Ajoutons à cela le nouveau crédit d’impôt pour le captage, l’utilisation et le stockage du carbone (CUSC), une initiative controversée dénoncée par des centaines de scientifiques et universitaires spécialistes du climat comme une subvention massive au pétrole et au gaz. Ottawa affirme que les projets de CUSC sont exemptés d’un engagement international signé aux Nations Unies en novembre dernier pour mettre fin à une petite partie de son financement des combustibles fossiles d’ici la fin de cette année. Entre-temps, EDC a annoncé la création de soi-disant « obligations de transition » qui appuieront les sociétés pétrolières et gazières souhaitant investir dans la technologie de CUSC.

Ottawa défend son financement des projets de CUSC par l’opportunité de positionner le Canada comme le « producteur de pétrole et de gaz le plus propre » au monde. Il est pourtant peu opportun d’être un producteur « propre » de produits dont les effets, comme Amnistie internationale en fait rapport dans Nos droits brûlent !, mettent en péril le droit à l’eau, à la nourriture, à la santé, au logement, au travail et à la vie de centaines de millions de personnes.

Même si les sociétés pétrolières et gazières canadiennes captaient la totalité de leurs émissions – et les projets de CUSC n’ont pas encore atteint leurs objectifs jusqu’à maintenant – la consommation des combustibles produits continuerait d’exacerber les changements climatiques, de faire des ravages parmi les populations vulnérables, de creuser les inégalités et de déclencher des effets graves et irréversibles.

Les alarmes sonnent et elles sont assourdissantes. Le monde a un urgent besoin d’une transition juste vers des solutions climatiques durables qui protègent les droits de la personne et nous ménagent un avenir vivable. Il faut pour cela que le Canada cesse immédiatement de financer les combustibles fossiles et que la production diminue rapidement, avec ou sans captage de carbone.
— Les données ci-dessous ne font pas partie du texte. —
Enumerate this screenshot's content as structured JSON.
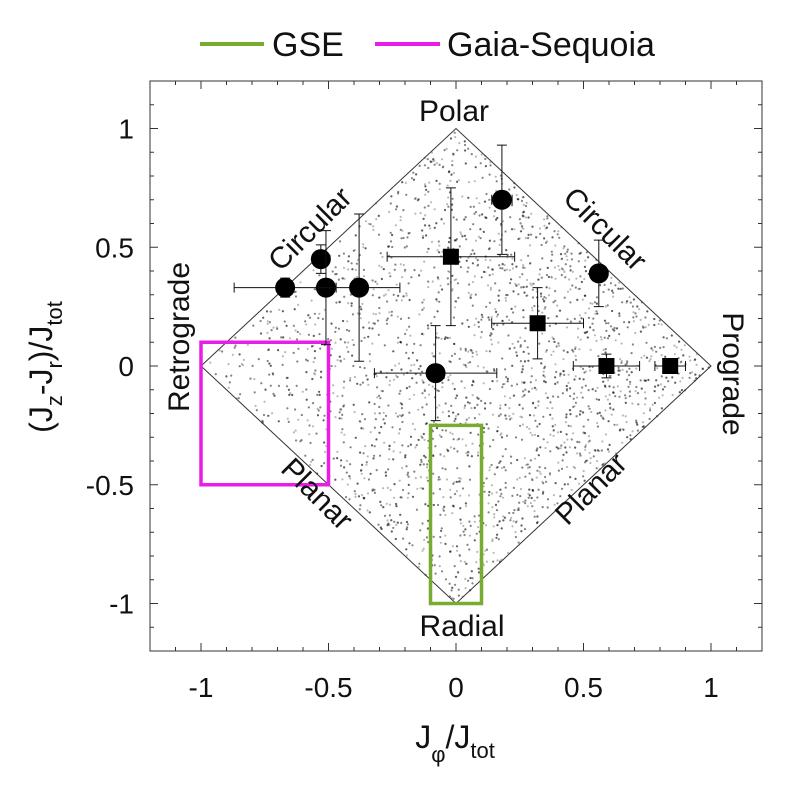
{
  "chart_data": {
    "type": "scatter",
    "title": "",
    "xlabel_main": "J",
    "xlabel_sub_phi": "φ",
    "xlabel_main2": "/J",
    "xlabel_sub_tot": "tot",
    "ylabel_parts": [
      "(J",
      "z",
      "-J",
      "r",
      ")/J",
      "tot"
    ],
    "xlim": [
      -1.2,
      1.2
    ],
    "ylim": [
      -1.2,
      1.2
    ],
    "xticks": [
      -1,
      -0.5,
      0,
      0.5,
      1
    ],
    "xtick_labels": [
      "-1",
      "-0.5",
      "0",
      "0.5",
      "1"
    ],
    "yticks": [
      -1,
      -0.5,
      0,
      0.5,
      1
    ],
    "ytick_labels": [
      "-1",
      "-0.5",
      "0",
      "0.5",
      "1"
    ],
    "legend": {
      "placement": "top-outside",
      "entries": [
        {
          "label": "GSE",
          "color": "#77ac30"
        },
        {
          "label": "Gaia-Sequoia",
          "color": "#e81ee8"
        }
      ]
    },
    "region_labels": {
      "polar": "Polar",
      "radial": "Radial",
      "retrograde": "Retrograde",
      "prograde": "Prograde",
      "circular_left": "Circular",
      "circular_right": "Circular",
      "planar_left": "Planar",
      "planar_right": "Planar"
    },
    "boxes": [
      {
        "name": "GSE",
        "color": "#77ac30",
        "x": [
          -0.1,
          0.1
        ],
        "y": [
          -1.0,
          -0.25
        ]
      },
      {
        "name": "Gaia-Sequoia",
        "color": "#e81ee8",
        "x": [
          -1.0,
          -0.5
        ],
        "y": [
          -0.5,
          0.1
        ]
      }
    ],
    "background_density": "dense grey point cloud filling the diamond |x|+|y|<=1, concentrated near the prograde corner",
    "points": [
      {
        "marker": "circle",
        "x": -0.67,
        "y": 0.33,
        "xerr": 0.2,
        "yerr": 0.04
      },
      {
        "marker": "circle",
        "x": -0.53,
        "y": 0.45,
        "xerr": 0.02,
        "yerr": 0.06
      },
      {
        "marker": "circle",
        "x": -0.51,
        "y": 0.33,
        "xerr": 0.03,
        "yerr": 0.24
      },
      {
        "marker": "circle",
        "x": -0.38,
        "y": 0.33,
        "xerr": 0.16,
        "yerr": 0.31
      },
      {
        "marker": "square",
        "x": -0.02,
        "y": 0.46,
        "xerr": 0.25,
        "yerr": 0.29
      },
      {
        "marker": "circle",
        "x": 0.18,
        "y": 0.7,
        "xerr": 0.04,
        "yerr": 0.23
      },
      {
        "marker": "circle",
        "x": 0.56,
        "y": 0.39,
        "xerr": 0.03,
        "yerr": 0.14
      },
      {
        "marker": "square",
        "x": 0.32,
        "y": 0.18,
        "xerr": 0.18,
        "yerr": 0.15
      },
      {
        "marker": "circle",
        "x": -0.08,
        "y": -0.03,
        "xerr": 0.24,
        "yerr": 0.2
      },
      {
        "marker": "square",
        "x": 0.59,
        "y": 0.0,
        "xerr": 0.13,
        "yerr": 0.05
      },
      {
        "marker": "square",
        "x": 0.84,
        "y": 0.0,
        "xerr": 0.06,
        "yerr": 0.01
      }
    ]
  }
}
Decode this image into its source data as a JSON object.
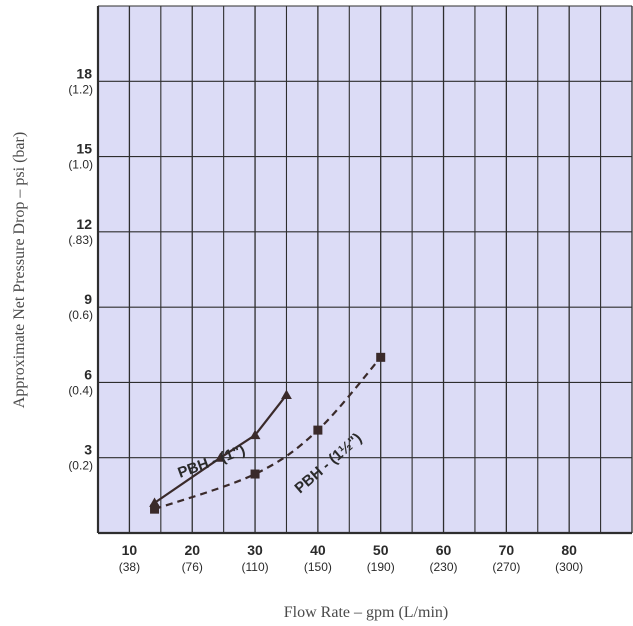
{
  "chart_data": {
    "type": "line",
    "title": "",
    "xlabel": "Flow Rate – gpm (L/min)",
    "ylabel": "Approximate Net Pressure Drop – psi (bar)",
    "xlim": [
      5,
      90
    ],
    "ylim": [
      0,
      21
    ],
    "grid": true,
    "x_ticks": [
      {
        "value": 10,
        "label": "10",
        "sub": "(38)"
      },
      {
        "value": 20,
        "label": "20",
        "sub": "(76)"
      },
      {
        "value": 30,
        "label": "30",
        "sub": "(110)"
      },
      {
        "value": 40,
        "label": "40",
        "sub": "(150)"
      },
      {
        "value": 50,
        "label": "50",
        "sub": "(190)"
      },
      {
        "value": 60,
        "label": "60",
        "sub": "(230)"
      },
      {
        "value": 70,
        "label": "70",
        "sub": "(270)"
      },
      {
        "value": 80,
        "label": "80",
        "sub": "(300)"
      }
    ],
    "y_ticks": [
      {
        "value": 3,
        "label": "3",
        "sub": "(0.2)"
      },
      {
        "value": 6,
        "label": "6",
        "sub": "(0.4)"
      },
      {
        "value": 9,
        "label": "9",
        "sub": "(0.6)"
      },
      {
        "value": 12,
        "label": "12",
        "sub": "(.83)"
      },
      {
        "value": 15,
        "label": "15",
        "sub": "(1.0)"
      },
      {
        "value": 18,
        "label": "18",
        "sub": "(1.2)"
      }
    ],
    "series": [
      {
        "name": "PBH - (1\")",
        "marker": "triangle",
        "dash": "solid",
        "points": [
          {
            "x": 14,
            "y": 1.2
          },
          {
            "x": 24.5,
            "y": 3.0
          },
          {
            "x": 30,
            "y": 3.9
          },
          {
            "x": 35,
            "y": 5.5
          }
        ]
      },
      {
        "name": "PBH - (1½\")",
        "marker": "square",
        "dash": "dashed",
        "points": [
          {
            "x": 14,
            "y": 0.95
          },
          {
            "x": 30,
            "y": 2.35
          },
          {
            "x": 40,
            "y": 4.1
          },
          {
            "x": 50,
            "y": 7.0
          }
        ]
      }
    ],
    "colors": {
      "plot_background": "#dcdcf6",
      "grid": "#2e2e2e",
      "series": "#3a2a2a"
    }
  }
}
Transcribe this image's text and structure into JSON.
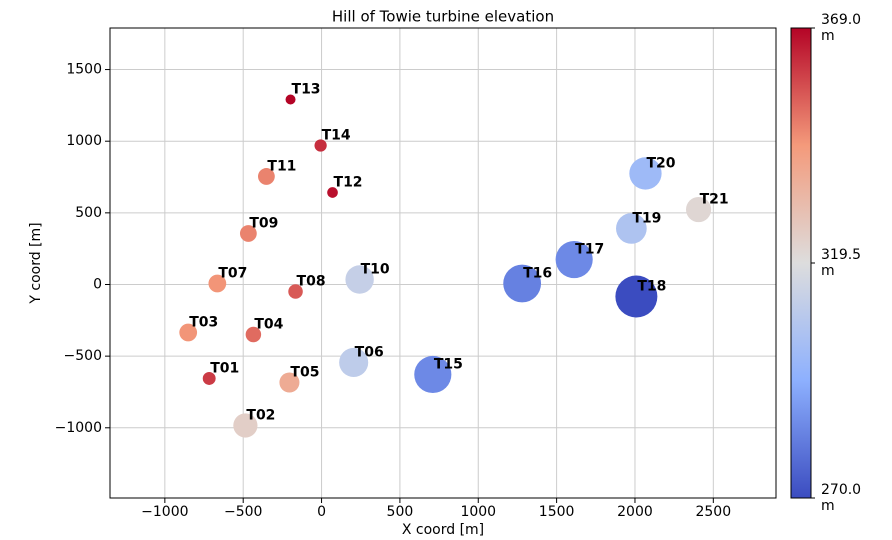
{
  "chart_data": {
    "type": "scatter",
    "title": "Hill of Towie turbine elevation",
    "x_label": "X coord [m]",
    "y_label": "Y coord [m]",
    "labels": [
      "T01",
      "T02",
      "T03",
      "T04",
      "T05",
      "T06",
      "T07",
      "T08",
      "T09",
      "T10",
      "T11",
      "T12",
      "T13",
      "T14",
      "T15",
      "T16",
      "T17",
      "T18",
      "T19",
      "T20",
      "T21"
    ],
    "x": [
      -717,
      -486,
      -851,
      -435,
      -205,
      205,
      -665,
      -166,
      -467,
      243,
      -352,
      70,
      -198,
      -6,
      710,
      1280,
      1612,
      2009,
      1977,
      2067,
      2406
    ],
    "y": [
      -656,
      -984,
      -335,
      -349,
      -684,
      -544,
      7,
      -49,
      356,
      35,
      754,
      642,
      1291,
      970,
      -628,
      7,
      174,
      -84,
      391,
      775,
      523
    ],
    "values": [
      360,
      325,
      345,
      352,
      338,
      310,
      345,
      355,
      348,
      312,
      348,
      367,
      369,
      362,
      285,
      283,
      285,
      270,
      305,
      300,
      322
    ],
    "colormap": "coolwarm",
    "clim": [
      270,
      369
    ],
    "cticks": [
      {
        "value": 270,
        "label": "270.0\nm"
      },
      {
        "value": 319.5,
        "label": "319.5\nm"
      },
      {
        "value": 369,
        "label": "369.0\nm"
      }
    ],
    "xlim": [
      -1350,
      2900
    ],
    "ylim": [
      -1490,
      1790
    ],
    "xticks": [
      {
        "value": -1000,
        "label": "−1000"
      },
      {
        "value": -500,
        "label": "−500"
      },
      0,
      500,
      1000,
      1500,
      2000,
      2500
    ],
    "yticks": [
      {
        "value": -1000,
        "label": "−1000"
      },
      {
        "value": -500,
        "label": "−500"
      },
      0,
      500,
      1000,
      1500
    ],
    "grid": true
  }
}
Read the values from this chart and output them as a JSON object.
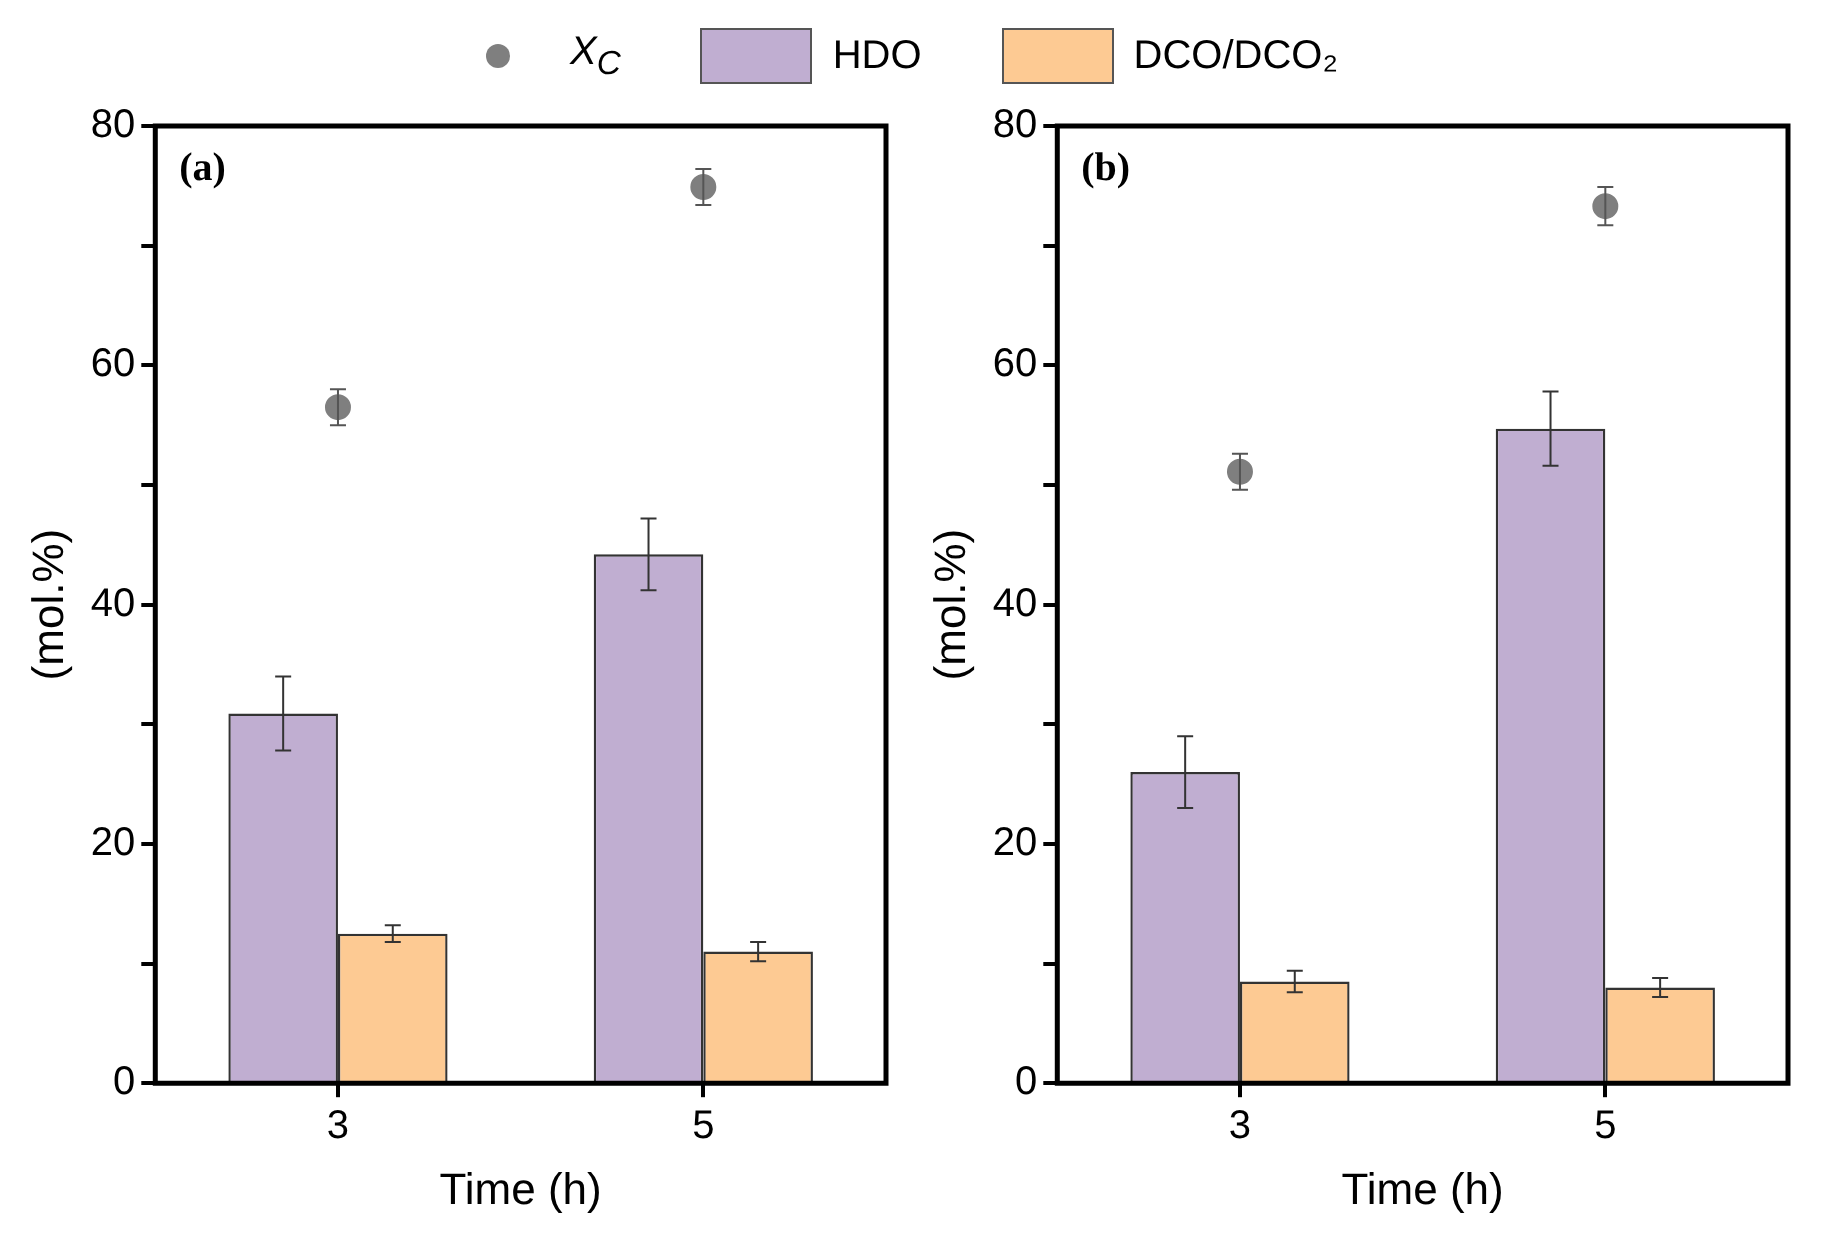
{
  "chart_data": [
    {
      "type": "bar",
      "categories": [
        "3",
        "5"
      ],
      "xlabel": "Time (h)",
      "ylabel": "(mol.%)",
      "ylim": [
        0,
        80
      ],
      "yticks": [
        0,
        {
          "value": 10,
          "label": null
        },
        20,
        {
          "value": 30,
          "label": null
        },
        40,
        {
          "value": 50,
          "label": null
        },
        60,
        {
          "value": 70,
          "label": null
        },
        80
      ],
      "grid": false,
      "legend": "top",
      "annotations": [
        "(a)"
      ],
      "series": [
        {
          "name": "X$_{C}$",
          "type": "scatter",
          "marker": "circle",
          "x": [
            "3",
            "5"
          ],
          "color": "#7f7f7f",
          "values": [
            56.5,
            74.9
          ],
          "errors": [
            1.5,
            1.5
          ]
        },
        {
          "name": "HDO",
          "color": "#c0aed1",
          "values": [
            30.9,
            44.2
          ],
          "errors": [
            3.1,
            3.0
          ]
        },
        {
          "name": "DCO/DCO₂",
          "color": "#fdca93",
          "values": [
            12.5,
            11.0
          ],
          "errors": [
            0.7,
            0.8
          ]
        }
      ]
    },
    {
      "type": "bar",
      "categories": [
        "3",
        "5"
      ],
      "xlabel": "Time (h)",
      "ylabel": "(mol.%)",
      "ylim": [
        0,
        80
      ],
      "yticks": [
        0,
        {
          "value": 10,
          "label": null
        },
        20,
        {
          "value": 30,
          "label": null
        },
        40,
        {
          "value": 50,
          "label": null
        },
        60,
        {
          "value": 70,
          "label": null
        },
        80
      ],
      "grid": false,
      "annotations": [
        "(b)"
      ],
      "series": [
        {
          "type": "scatter",
          "marker": "circle",
          "x": [
            "3",
            "5"
          ],
          "color": "#7f7f7f",
          "values": [
            51.1,
            73.3
          ],
          "errors": [
            1.5,
            1.6
          ]
        },
        {
          "color": "#c0aed1",
          "values": [
            26.0,
            54.7
          ],
          "errors": [
            3.0,
            3.1
          ]
        },
        {
          "color": "#fdca93",
          "values": [
            8.5,
            8.0
          ],
          "errors": [
            0.9,
            0.8
          ]
        }
      ]
    }
  ]
}
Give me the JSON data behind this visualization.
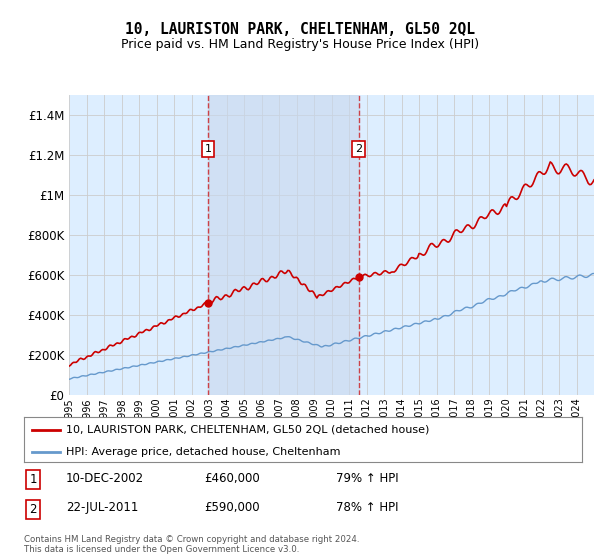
{
  "title": "10, LAURISTON PARK, CHELTENHAM, GL50 2QL",
  "subtitle": "Price paid vs. HM Land Registry's House Price Index (HPI)",
  "legend_line1": "10, LAURISTON PARK, CHELTENHAM, GL50 2QL (detached house)",
  "legend_line2": "HPI: Average price, detached house, Cheltenham",
  "sale1_date": "10-DEC-2002",
  "sale1_price": 460000,
  "sale1_pct": "79% ↑ HPI",
  "sale2_date": "22-JUL-2011",
  "sale2_price": 590000,
  "sale2_pct": "78% ↑ HPI",
  "footer": "Contains HM Land Registry data © Crown copyright and database right 2024.\nThis data is licensed under the Open Government Licence v3.0.",
  "red_color": "#cc0000",
  "blue_color": "#6699cc",
  "shade_color": "#ddeeff",
  "grid_color": "#cccccc",
  "background_color": "#ddeeff",
  "ylim": [
    0,
    1500000
  ],
  "yticks": [
    0,
    200000,
    400000,
    600000,
    800000,
    1000000,
    1200000,
    1400000
  ],
  "ytick_labels": [
    "£0",
    "£200K",
    "£400K",
    "£600K",
    "£800K",
    "£1M",
    "£1.2M",
    "£1.4M"
  ],
  "sale1_x": 2002.95,
  "sale2_x": 2011.55,
  "xmin": 1995,
  "xmax": 2025.0
}
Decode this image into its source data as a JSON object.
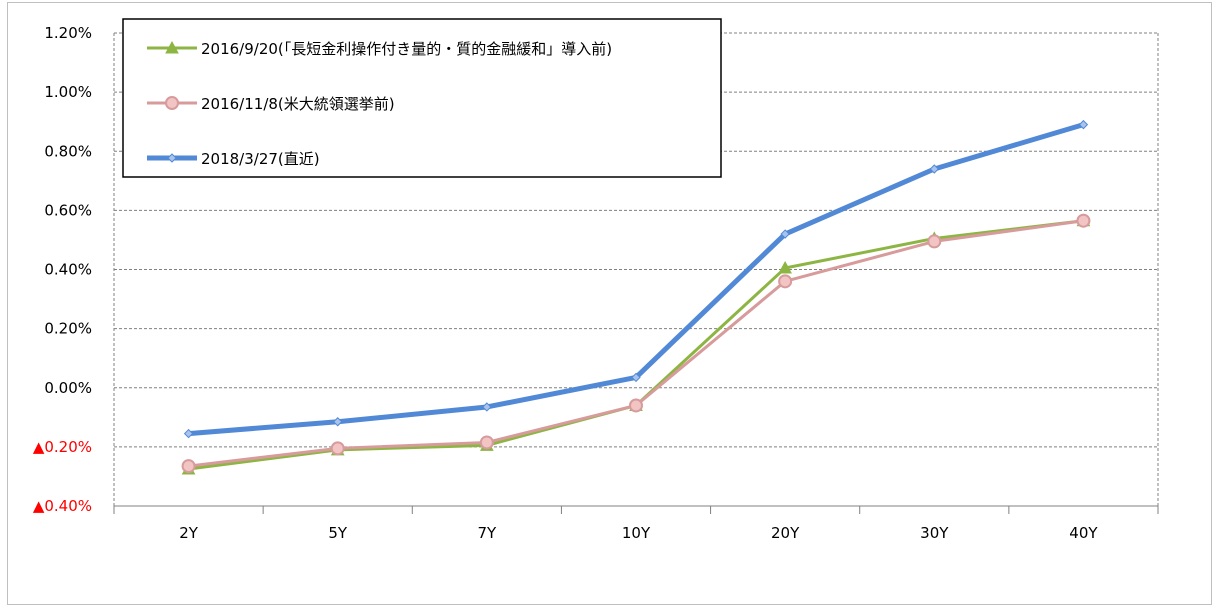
{
  "chart_data": {
    "type": "line",
    "title": "",
    "xlabel": "",
    "ylabel": "",
    "categories": [
      "2Y",
      "5Y",
      "7Y",
      "10Y",
      "20Y",
      "30Y",
      "40Y"
    ],
    "y_ticks": [
      {
        "value": 1.2,
        "label": "1.20%"
      },
      {
        "value": 1.0,
        "label": "1.00%"
      },
      {
        "value": 0.8,
        "label": "0.80%"
      },
      {
        "value": 0.6,
        "label": "0.60%"
      },
      {
        "value": 0.4,
        "label": "0.40%"
      },
      {
        "value": 0.2,
        "label": "0.20%"
      },
      {
        "value": 0.0,
        "label": "0.00%"
      },
      {
        "value": -0.2,
        "label": "▲0.20%"
      },
      {
        "value": -0.4,
        "label": "▲0.40%"
      }
    ],
    "ylim": [
      -0.4,
      1.2
    ],
    "grid": "horizontal dashed",
    "legend_position": "top-left",
    "series": [
      {
        "name": "2016/9/20(「長短金利操作付き量的・質的金融緩和」導入前)",
        "color": "#8db543",
        "marker": "triangle",
        "values": [
          -0.275,
          -0.21,
          -0.195,
          -0.06,
          0.405,
          0.505,
          0.565
        ]
      },
      {
        "name": "2016/11/8(米大統領選挙前)",
        "color": "#d79b9b",
        "marker": "circle",
        "values": [
          -0.265,
          -0.205,
          -0.185,
          -0.06,
          0.36,
          0.495,
          0.565
        ]
      },
      {
        "name": "2018/3/27(直近)",
        "color": "#5189d6",
        "marker": "diamond",
        "values": [
          -0.155,
          -0.115,
          -0.065,
          0.035,
          0.52,
          0.74,
          0.89
        ]
      }
    ]
  }
}
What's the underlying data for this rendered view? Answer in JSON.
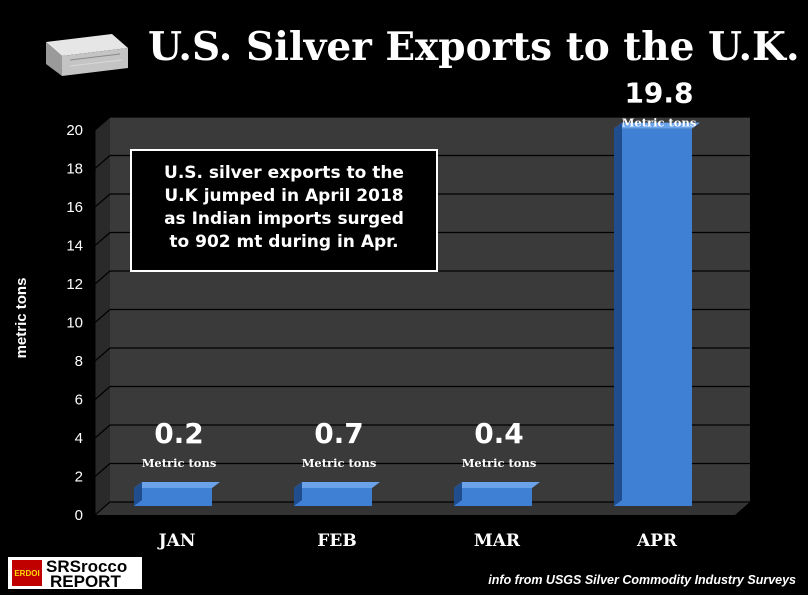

Comme l’a déclaré carrément António Guterres, le secrétaire général des Nations Unies : « Les radicaux vraiment dangereux sont les pays qui augmentent la production de combustibles fossiles. Investir dans de nouvelles infrastructures de combustibles fossiles est une folie morale et économique ».

La folie des combustibles fossiles du Canada doit prendre fin.

Karen Hamilton est directrice d’Above Ground, un projet pour les droits de la personne et la reddition de comptes.

France-Isabelle Langlois est directrice générale d’Amnistie internationale Canada francophone.